Flags flew at half-mast Friday in memory of the four Western graduate students who lost their lives in the fatal crash of Ukranian International Airlines flight PS752 one year ago. To mark the anniversary, Western University announced a new scholarship to commemorate the students' lives.
Ukraine-bound flight PS752, carrying 176 passengers, was shot down over Iran on Jan. 8, 2020. Six scholarships have been established in the memory of the Western students on board: Hadis Hayatdavoudi, Milad Nahavandi, Sajedeh Saraeian and Ghazal Nourain. One scholarship is in Hayatdavoudi’s name, one in memory of all four Western victims and four funded by the Ontario government.
“It was unthinkable then and remains so today that such promising young lives can end this tragically and this senselessly,” Western’s president Alan Shepard said Friday in a video statement. “I extend my deepest condolences to the families, classmates, friends and colleagues, who knew the victims of flight 752.”
The Hadis Hayatdavoudi Scholarship in Chemistry, worth $3,000, will be given to a chemistry student each year.
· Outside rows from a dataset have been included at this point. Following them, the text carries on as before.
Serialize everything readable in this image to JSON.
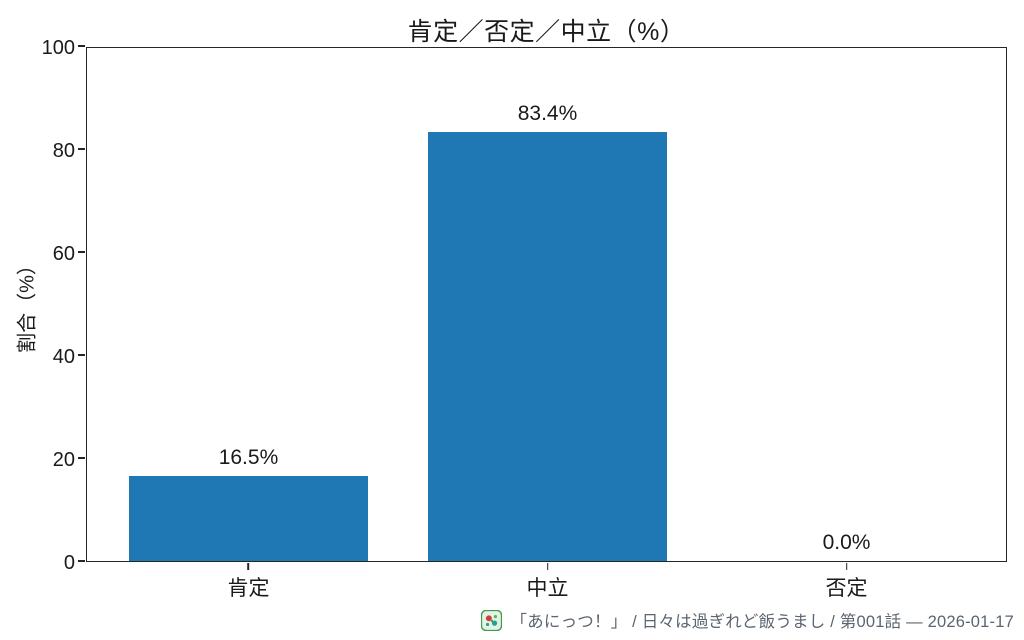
{
  "chart_data": {
    "type": "bar",
    "title": "肯定／否定／中立（%）",
    "xlabel": "",
    "ylabel": "割合（%）",
    "categories": [
      "肯定",
      "中立",
      "否定"
    ],
    "values": [
      16.5,
      83.4,
      0.0
    ],
    "value_labels": [
      "16.5%",
      "83.4%",
      "0.0%"
    ],
    "yticks": [
      0,
      20,
      40,
      60,
      80,
      100
    ],
    "ylim": [
      0,
      100
    ],
    "bar_color": "#1f77b4",
    "grid": false,
    "legend_position": "none",
    "spine_box": true
  },
  "caption": {
    "icon": "site-favicon",
    "text": "「あにっつ！」 / 日々は過ぎれど飯うまし / 第001話 — 2026-01-17",
    "color": "#5b6570"
  }
}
“It will be a constant reminder of who Hadis was,” Nasim Bagheri said, Western alumna and donor of $30,000 to fund the scholarship.
Additionally, the Flight 752 Memorial Graduate Scholarship in Engineering and Science — a Western scholarship partly funded by the Nuclear Waste Management Organization — will be awarded to a science student this year, followed by an engineering student in 2022. The value of the scholarship has not been officially announced.
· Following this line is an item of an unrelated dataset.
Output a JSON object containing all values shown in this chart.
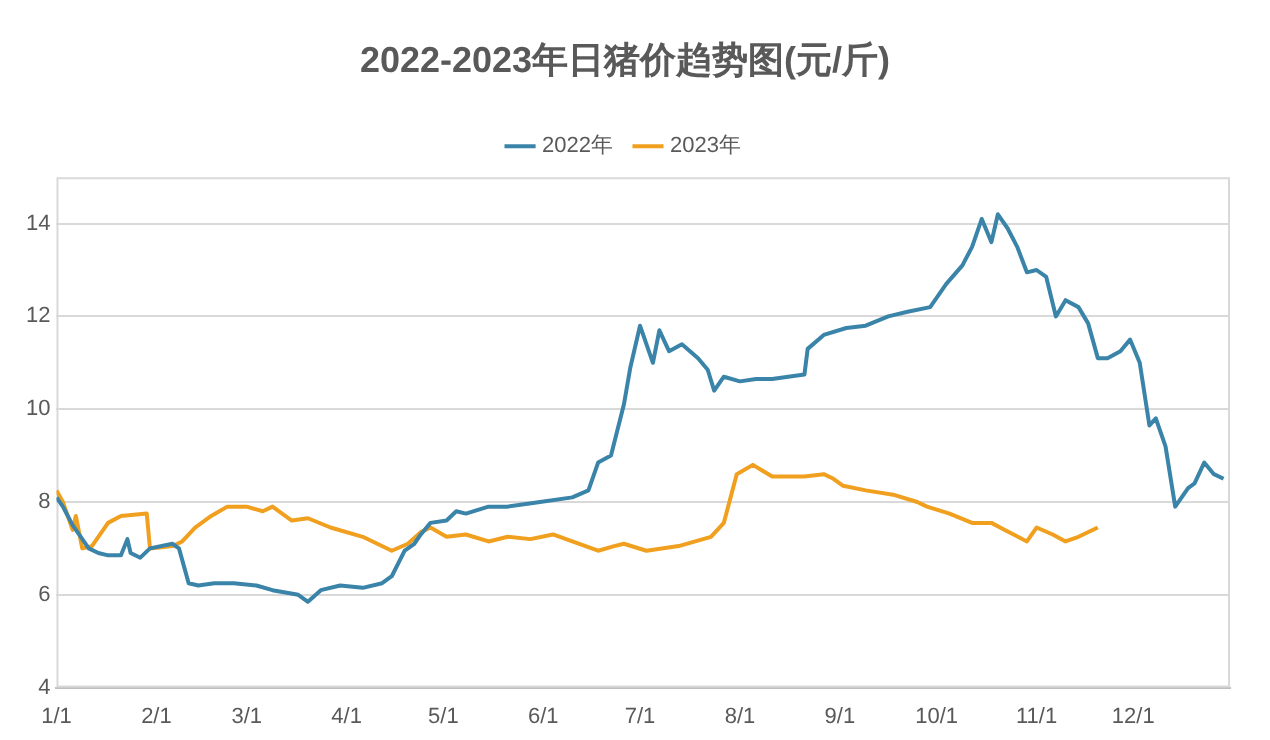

The four scholarships funded by the Ontario government are part of a larger scholarship fund, which pledged 57 scholarships — one in memory of every Canadian victim — valued at $10,000 each.
Of the 57 Canadians on the flight, 34 were students attending Ontario universities. Each student’s post-secondary institution will be granted a scholarship to disburse, while the remaining scholarships will be distributed to other post-secondary institutions.
“I understand that the pain of your incomprehensible loss will still linger,” Shepard said, addressing those close to the victims. “I hope that a sense of community and compassion and fond memories of your loved ones will offer you comfort in these difficult moments.”